An Appreciation: Remembering The King

By Devon Wendell

I just cannot process the fact that B.B. King is no longer on this earth. How can it be? It’s like trying to imagine life without oceans, trees, and air to breathe.

No one in history changed the approach and sound of the electric guitar like B.B. King. Sure, there were T-Bone Walker and Charlie Christian before B.B. came along, but no one made the guitar sing like the king did. That bright tone, that fast vibrato, those trills and string bends all made the electric guitar sound even more vocal than the human voice.

B.B. King
B.B. King

B.B. played with a confidence and finesse that has influenced generations of guitarists such as Freddie King, Albert King, Buddy Guy, Otis Rush, Eric Clapton, Jimi Hendrix, Peter Green, Jeff Beck, Jimmy Page, Stevie Ray Vaughan, and just about every blues and rock guitar player that I can think of, including myself. Even Miles Davis claimed to be inspired by B.B. King’s guitar voicings in his autobiography.

My greatest memories of B.B. are personal. After I got my first guitar at the age of 12, I would obsessively practice along with his records, trying to learn every lick. The albums that I focused on the most were Live At The Regal Theater, Live At The Cook County Jail, and Live And Well. I wore those records out. I knew that if I could learn to play that clean and with that much finesse that I could not only be taken seriously by adults, but I could also play in any genre of music.

I was right. After a lot of hard work, I was taken seriously and I could make that B.B. King style fit anywhere. But no matter how much so many of us have tried to imitate his style, there was only one B.B. King. Anyone can discern the copy cats from the real thing by listening to one note. That’s all it takes.

On my 21st Birthday, I spent at least a couple of hours upstairs at The Blue Note in N.Y.C. hanging with B.B. after one of his spectacular performances there. We spoke about music, life, the road and women. He briefly let me play his beloved guitar Lucille and warned me about how the music business can wear you down in time. He was right about everything. I know that more today than I did then. But at that time I felt completely lost. I was head first down in the bottle and had briefly considered quitting music. That changed for me on that cold January night with B.B., and I decided not to stop playing for anything.

B.B. King never gave up in any situation and displayed more true dignity, strength, and humility in the face of adversity and hardship than any musician I have ever met.
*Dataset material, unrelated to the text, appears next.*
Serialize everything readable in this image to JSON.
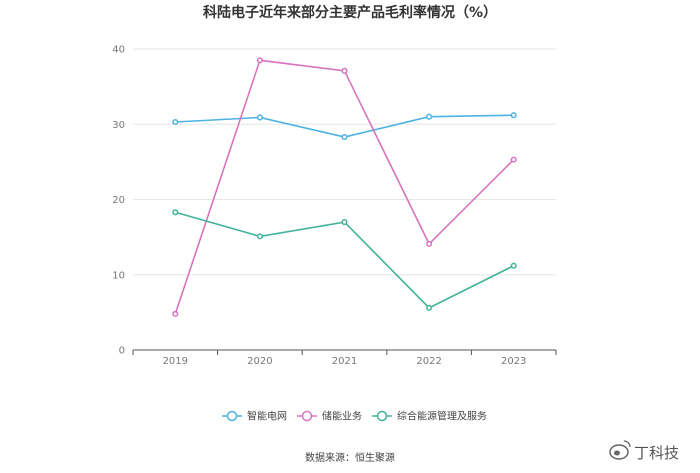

That memory still keeps me going strong, even when the chips are down. I still go back to that night when I think of putting down the guitar. What B.B. had passed on to me that night was not mere wisdom, but the strong spiritual connection felt within the heart of the blues. B.B. King’s sound is reminiscent of that feeling we get when we first fall in love. No one could get to that mournful yet celebratory place that is the blues quicker and more gracefully than him.

B.B. King may have passed away on May 14th, 2015 at the age of 89, but his spirit and music will live on forever. I pray that the true king of the blues shall rest in peace. Thank you B.B., for giving me and so many around the world a true purpose in life.